Жарко. Горячо. Сладкий страстный поцелуй. Еще и еще… Этим нельзя насытиться. Полы махрового халата, в котором почему-то легла спать, он нетерпеливо откинул, чтобы, сильнее прижав мое бедро к своему телу, поглаживать его, ласкать живот, добраться до груди, скрытой нижним бельем, – странно, что отправилась в постель в такой амуниции…

Я млела и сгорала от прикосновений его рук и губ, от чувства максимального контакта, от ожидания еще большей близости, предвкушения пика. Дыхания стало не хватать, и я разорвала поцелуй, чтобы сделать вдох, и… окончательно проснулась.

Реальность заставила оцепенеть. Я лежала, раскинувшись на диване (одеяло где-то в стороне), возбужденная, взмокшая, пылающая. Халат хозяйки дома, приютившей на ночь, распахнут, мое тело, прикрытое лишь нижним бельем, полностью доступно Воронову, которого здесь и сейчас вообще быть не должно. Тем не менее… вот он лежит на мне, одной рукой придерживая за талию, пальцами другой запутавшись в волосах, с упоением и жаром целует в шею. Кругом тьма. И тишина, нарушаемая частым дыханием, его и моим.

Я дернулась, вырываясь. Мужчина легко и быстро меня отпустил, будто ожидал этого. Дрожащими руками собрала халат, запахнула и, подтянувшись ближе к изголовью, приподнялась. Уставилась на Мишу в растерянности, досаде и испуге.

– Ты что творишь? – прошептала, пытаясь выровнять дыхание.

– Пока еще ничего, – отозвался он.

В темноте не могла рассмотреть выражение лица Воронова, но хрипловатый напряженный голос выдавал сильное возбуждение.

– Почему мы вообще в одной постели? – Сглотнув, мысленно отвесила себе пощечину, чтобы быстрее сбросить морок либидо, убрала волосы с лица, поправила завернувшийся ворот халата.

Хоть одежда и надежно скрывала меня сейчас, доходя до середины бедра, но все равно чувствовала себя так, будто лежу перед Мишей полностью раздетой и совершено нелепым образом прервала великолепнейшую прелюдию.

Ну по большому счету, так оно и было…

Между ног больно и сладко ныло, сердце все никак не могло успокоиться, будто наэлектризованное тело горело, желая ласк и прикосновений, губы припухли и хранили вкус недавних поцелуев.

– Варианта было два: либо хозяйская постель, либо эта, – усмехнулся Миша.

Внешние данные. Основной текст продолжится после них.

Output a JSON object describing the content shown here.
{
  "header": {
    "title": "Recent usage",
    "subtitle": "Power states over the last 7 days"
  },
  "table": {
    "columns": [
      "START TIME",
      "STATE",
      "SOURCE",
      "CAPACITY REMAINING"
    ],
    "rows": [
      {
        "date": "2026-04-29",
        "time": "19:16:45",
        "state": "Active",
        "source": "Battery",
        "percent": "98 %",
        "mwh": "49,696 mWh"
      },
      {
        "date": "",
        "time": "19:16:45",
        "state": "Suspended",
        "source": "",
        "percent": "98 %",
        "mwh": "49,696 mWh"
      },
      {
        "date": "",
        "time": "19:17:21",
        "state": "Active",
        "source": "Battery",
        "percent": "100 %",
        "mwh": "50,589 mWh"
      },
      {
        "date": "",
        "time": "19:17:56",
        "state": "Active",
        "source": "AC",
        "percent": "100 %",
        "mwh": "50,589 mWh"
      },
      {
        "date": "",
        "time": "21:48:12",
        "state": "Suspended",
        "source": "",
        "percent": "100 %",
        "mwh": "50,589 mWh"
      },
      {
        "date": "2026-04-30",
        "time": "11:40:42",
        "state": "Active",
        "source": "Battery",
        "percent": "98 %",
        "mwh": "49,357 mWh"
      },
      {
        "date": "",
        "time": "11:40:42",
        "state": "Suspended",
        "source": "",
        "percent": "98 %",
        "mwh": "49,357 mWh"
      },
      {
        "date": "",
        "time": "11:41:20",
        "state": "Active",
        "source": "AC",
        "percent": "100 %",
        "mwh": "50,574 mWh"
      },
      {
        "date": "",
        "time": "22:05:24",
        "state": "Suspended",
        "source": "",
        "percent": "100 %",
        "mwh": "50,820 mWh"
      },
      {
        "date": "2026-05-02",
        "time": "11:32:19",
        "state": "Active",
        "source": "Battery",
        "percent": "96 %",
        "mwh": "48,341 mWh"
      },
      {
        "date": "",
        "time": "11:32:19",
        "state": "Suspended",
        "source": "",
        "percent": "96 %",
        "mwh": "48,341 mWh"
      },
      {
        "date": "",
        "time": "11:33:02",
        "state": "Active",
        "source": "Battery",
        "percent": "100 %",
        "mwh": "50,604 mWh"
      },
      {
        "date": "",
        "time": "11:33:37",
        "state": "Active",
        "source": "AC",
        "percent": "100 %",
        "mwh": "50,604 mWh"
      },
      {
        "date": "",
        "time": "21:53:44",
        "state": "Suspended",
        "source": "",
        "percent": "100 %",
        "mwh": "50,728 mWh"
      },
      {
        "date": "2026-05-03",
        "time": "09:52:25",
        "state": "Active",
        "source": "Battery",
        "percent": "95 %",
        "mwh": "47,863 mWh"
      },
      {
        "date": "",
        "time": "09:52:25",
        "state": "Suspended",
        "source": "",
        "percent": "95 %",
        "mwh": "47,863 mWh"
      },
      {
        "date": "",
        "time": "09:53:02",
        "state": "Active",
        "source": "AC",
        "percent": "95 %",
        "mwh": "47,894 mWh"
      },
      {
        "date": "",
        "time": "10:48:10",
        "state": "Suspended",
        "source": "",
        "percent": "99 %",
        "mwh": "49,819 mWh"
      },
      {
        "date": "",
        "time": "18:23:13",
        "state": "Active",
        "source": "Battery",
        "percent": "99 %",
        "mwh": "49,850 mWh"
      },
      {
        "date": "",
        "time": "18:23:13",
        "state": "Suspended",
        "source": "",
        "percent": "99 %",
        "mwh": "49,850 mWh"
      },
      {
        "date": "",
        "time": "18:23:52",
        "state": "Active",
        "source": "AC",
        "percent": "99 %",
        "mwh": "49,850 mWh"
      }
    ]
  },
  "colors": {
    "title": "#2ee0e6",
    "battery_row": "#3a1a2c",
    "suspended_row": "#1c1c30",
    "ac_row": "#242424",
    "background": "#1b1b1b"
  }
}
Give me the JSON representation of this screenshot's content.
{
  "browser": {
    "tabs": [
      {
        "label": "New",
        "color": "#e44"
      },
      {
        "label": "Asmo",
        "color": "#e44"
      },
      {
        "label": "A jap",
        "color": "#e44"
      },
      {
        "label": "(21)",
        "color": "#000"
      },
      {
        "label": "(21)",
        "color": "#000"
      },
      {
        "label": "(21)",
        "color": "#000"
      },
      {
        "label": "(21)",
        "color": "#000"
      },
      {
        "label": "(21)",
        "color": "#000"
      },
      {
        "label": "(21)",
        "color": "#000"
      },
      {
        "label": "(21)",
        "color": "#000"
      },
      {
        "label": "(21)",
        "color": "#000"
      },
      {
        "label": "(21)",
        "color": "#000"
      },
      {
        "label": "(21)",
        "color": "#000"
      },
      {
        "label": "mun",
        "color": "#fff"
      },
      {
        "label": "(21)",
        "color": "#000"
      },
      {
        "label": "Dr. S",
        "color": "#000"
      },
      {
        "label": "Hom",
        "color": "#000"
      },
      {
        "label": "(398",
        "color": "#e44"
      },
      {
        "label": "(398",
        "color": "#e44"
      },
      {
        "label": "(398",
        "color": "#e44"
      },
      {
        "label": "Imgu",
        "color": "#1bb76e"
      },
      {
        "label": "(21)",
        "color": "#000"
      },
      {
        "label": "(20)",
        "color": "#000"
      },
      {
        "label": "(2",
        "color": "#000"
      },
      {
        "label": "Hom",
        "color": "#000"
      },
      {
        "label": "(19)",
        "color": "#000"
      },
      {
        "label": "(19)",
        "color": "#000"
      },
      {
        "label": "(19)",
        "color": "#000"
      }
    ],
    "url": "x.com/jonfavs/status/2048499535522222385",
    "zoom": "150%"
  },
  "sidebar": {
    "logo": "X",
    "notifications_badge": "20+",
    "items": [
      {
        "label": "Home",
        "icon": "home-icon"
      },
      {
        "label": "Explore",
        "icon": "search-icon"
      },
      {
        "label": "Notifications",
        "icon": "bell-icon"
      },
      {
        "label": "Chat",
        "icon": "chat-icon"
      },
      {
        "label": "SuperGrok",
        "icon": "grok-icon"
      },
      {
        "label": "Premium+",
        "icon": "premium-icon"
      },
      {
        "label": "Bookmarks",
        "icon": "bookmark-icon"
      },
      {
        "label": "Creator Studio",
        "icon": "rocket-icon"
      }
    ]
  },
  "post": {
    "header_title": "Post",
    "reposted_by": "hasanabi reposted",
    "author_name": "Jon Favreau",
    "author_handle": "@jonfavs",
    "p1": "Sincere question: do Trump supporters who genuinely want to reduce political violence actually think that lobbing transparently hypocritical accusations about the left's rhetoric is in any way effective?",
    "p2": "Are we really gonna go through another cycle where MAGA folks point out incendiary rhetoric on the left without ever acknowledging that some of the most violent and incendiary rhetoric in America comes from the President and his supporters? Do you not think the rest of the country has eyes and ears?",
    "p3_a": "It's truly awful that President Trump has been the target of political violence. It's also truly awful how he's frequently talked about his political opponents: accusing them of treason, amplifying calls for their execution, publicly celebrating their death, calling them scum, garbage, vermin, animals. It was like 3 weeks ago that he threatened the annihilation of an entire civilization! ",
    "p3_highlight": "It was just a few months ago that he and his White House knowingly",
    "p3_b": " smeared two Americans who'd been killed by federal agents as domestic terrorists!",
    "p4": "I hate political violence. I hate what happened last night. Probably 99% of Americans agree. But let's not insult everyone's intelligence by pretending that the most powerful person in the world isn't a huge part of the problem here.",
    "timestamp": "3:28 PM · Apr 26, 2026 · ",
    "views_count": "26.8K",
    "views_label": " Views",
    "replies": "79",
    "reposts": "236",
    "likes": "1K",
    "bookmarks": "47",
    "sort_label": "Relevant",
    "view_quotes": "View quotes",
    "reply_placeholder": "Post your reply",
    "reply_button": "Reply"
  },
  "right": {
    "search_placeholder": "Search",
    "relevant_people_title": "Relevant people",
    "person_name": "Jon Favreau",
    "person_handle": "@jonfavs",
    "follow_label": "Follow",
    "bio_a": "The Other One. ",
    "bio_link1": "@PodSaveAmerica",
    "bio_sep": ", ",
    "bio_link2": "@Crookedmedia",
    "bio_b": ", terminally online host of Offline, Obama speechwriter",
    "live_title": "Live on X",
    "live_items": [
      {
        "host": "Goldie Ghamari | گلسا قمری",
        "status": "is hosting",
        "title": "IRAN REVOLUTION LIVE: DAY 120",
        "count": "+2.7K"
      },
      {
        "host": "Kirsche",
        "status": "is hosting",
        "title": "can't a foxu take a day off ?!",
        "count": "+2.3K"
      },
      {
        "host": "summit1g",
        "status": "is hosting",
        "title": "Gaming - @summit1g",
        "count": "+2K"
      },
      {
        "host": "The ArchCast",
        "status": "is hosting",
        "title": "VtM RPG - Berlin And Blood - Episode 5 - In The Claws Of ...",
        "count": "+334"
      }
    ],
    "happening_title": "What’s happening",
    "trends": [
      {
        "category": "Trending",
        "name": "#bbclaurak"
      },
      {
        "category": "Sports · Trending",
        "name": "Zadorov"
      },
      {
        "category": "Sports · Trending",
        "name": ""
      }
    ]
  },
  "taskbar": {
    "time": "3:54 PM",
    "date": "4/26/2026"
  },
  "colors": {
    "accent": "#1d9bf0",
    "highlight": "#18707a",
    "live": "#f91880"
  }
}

Он перекатился набок и, судя по интонации и моим ощущениям, оглядывал меня довольно, с видом собственника.

Уж он-то точно не пребывает в шоке и растерянности.

– На кухне есть диван, – вспомнила я.

Глаза наконец-то привыкли к темноте. Отметила, что из одежды на мужчине были лишь боксеры. Воронов вытянулся рядом, стопы, правда, не умещались на диване, свисали. Поджарое длинное тело от моего отделял лишь халат да кусочек тонкого скомканного одеяла. Пальцы правой руки Миши невесомо касались ворсинок моей одежды на бедре: чуть вниз – и будет обнаженная кожа.

Судорожно выдохнув, почувствовав, как мурашки пробежали по спине, кожу будто защипало в предвкушении, а внизу живота сладко сократились мышцы, я перевела взгляд на лицо мужчины.

Воронов глядел в мои глаза с каким-то жадным вниманием, хищным выжидательным интересом, смущая еще больше, путая мысли, гипнотизируя. Ответил, выдержав паузу:

– Тимофей посчитал, что мы вместе.

– И ты не разубедил его, конечно же, – кивнула я.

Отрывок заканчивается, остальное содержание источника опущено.